Note that the book's rationale is that "the weight ratio must equal the number of teabags ratio", whereas YOUR equation states "the number tea bags per unit weight must be equal in both cases"

Which of these three statements do you find simplest to understand?

 

[AznBoi]

How is it the weight of ONE teabag? I don't really get what the question is asking either.

The weight of the TEA in a box of 100 identical tea bags.. So I guess you were right, they are referring to the weight of the TEA BAG?

At first I thought that they said the weight of 100 tea bags is 8, and 3 tea bags is x. I guess that is wrong huh?

"What is the weight, in ounces, of the tea in 3 tea bags?" What is that asking, at first it asked for the weight of the TEA in a box..

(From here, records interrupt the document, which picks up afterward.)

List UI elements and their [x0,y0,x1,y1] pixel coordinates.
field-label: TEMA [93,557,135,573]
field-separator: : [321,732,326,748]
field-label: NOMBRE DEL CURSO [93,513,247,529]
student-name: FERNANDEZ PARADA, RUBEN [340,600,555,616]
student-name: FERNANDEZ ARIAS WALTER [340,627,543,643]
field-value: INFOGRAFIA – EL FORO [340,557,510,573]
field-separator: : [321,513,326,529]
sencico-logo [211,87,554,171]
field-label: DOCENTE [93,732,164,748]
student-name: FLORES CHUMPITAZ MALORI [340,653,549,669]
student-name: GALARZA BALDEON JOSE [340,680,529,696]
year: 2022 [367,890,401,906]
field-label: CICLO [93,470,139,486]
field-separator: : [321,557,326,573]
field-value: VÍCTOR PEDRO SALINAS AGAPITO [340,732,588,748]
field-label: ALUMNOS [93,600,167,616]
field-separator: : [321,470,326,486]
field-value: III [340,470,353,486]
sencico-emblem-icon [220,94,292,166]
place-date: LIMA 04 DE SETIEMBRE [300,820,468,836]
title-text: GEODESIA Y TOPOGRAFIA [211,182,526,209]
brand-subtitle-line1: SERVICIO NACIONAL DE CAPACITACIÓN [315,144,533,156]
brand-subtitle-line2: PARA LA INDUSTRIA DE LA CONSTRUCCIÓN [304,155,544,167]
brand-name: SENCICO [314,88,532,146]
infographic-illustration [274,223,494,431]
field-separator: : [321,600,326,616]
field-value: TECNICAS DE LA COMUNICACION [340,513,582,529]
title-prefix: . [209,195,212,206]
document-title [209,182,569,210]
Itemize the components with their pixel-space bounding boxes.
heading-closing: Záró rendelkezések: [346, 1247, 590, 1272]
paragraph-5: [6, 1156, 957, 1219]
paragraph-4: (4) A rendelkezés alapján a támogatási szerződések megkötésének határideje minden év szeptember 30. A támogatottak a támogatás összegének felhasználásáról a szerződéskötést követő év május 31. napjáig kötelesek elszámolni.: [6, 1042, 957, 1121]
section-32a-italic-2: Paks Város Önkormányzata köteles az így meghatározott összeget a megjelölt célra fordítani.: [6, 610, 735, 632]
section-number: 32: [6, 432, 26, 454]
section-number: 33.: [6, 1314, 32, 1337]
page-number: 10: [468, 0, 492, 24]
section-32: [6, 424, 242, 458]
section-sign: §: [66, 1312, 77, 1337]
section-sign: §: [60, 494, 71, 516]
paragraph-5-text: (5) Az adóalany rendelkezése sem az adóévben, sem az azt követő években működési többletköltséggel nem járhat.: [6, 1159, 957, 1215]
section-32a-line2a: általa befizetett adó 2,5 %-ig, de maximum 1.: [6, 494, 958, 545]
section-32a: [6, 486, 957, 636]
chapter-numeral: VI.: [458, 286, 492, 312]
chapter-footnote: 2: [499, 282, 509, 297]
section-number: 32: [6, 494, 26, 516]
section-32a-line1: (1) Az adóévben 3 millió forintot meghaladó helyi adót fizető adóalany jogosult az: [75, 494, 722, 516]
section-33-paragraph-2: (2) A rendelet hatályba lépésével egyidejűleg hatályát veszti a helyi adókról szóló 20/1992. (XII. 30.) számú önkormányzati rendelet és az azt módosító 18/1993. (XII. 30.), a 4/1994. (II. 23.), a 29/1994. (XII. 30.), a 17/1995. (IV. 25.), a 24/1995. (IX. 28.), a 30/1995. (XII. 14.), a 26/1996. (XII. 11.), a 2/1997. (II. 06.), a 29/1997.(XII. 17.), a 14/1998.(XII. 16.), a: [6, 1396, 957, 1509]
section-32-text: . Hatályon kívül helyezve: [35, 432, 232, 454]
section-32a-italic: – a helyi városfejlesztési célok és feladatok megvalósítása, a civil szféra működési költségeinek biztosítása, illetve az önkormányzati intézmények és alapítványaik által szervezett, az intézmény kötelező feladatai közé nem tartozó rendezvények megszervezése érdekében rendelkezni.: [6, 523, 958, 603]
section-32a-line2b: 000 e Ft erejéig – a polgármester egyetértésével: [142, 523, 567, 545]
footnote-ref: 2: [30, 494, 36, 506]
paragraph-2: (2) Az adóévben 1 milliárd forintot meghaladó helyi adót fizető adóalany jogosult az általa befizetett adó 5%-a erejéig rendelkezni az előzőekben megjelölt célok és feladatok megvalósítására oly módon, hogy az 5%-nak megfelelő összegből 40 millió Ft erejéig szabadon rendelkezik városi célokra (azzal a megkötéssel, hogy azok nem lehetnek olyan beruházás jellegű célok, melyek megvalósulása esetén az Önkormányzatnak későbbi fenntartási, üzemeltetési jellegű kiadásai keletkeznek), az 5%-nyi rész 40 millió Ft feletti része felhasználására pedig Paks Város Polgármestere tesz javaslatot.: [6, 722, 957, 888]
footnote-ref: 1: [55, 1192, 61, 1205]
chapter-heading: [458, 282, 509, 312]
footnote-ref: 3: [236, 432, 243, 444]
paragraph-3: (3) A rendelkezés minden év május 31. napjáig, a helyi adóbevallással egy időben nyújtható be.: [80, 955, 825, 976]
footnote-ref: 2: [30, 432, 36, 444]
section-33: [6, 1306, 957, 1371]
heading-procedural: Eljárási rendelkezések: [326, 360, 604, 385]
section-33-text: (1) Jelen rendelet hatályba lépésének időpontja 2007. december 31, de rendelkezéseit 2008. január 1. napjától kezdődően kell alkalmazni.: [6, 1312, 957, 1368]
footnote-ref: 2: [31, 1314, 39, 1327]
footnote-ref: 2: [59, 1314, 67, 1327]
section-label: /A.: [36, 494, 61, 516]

Ugh, can someone explain this to me..

 

[cristo]

The question is asking for the weight of three tea bags.

You can think of the solution in an equivalent way, as finding the weight of one tea bag, then multiplying this by 3.

i.e. x=(8/100)*3.

 

[AznBoi]

ohhh.. I see. thanks!

 

[HallsofIvy]

Order does matter slightly: you have to be consistent. A "ratio" is a fraction and a "proportion" is an equation saying that two fractions are equal. You have to set the fractions up so that the units are the same. For example, your book is setting the two fractions to be x ounces/8 ounces and 3 teabags/100 teabags. Since the numerator and denominator of each fraction have the same units the fractions themselves are "dimensionless". You, on the other hand, are using the fractions 100 teabags/ 8 oz and 3 teabags/x ounces. Now the fractions are not dimensionless but they do have the same units: teabags/oz.

I'm not sure I would agree that your method is "easier". Certainly for you, it is- because you think "If 100 is 8 ounces, then 3 bags is x ounces. " Some people might prefer to think "100 tea bags is to 3 as 8 ounces is to x". May people might even prefer to set it up as "8 ounces/100 teabags= x ounces/3 teabags" which is what Cristo is doing.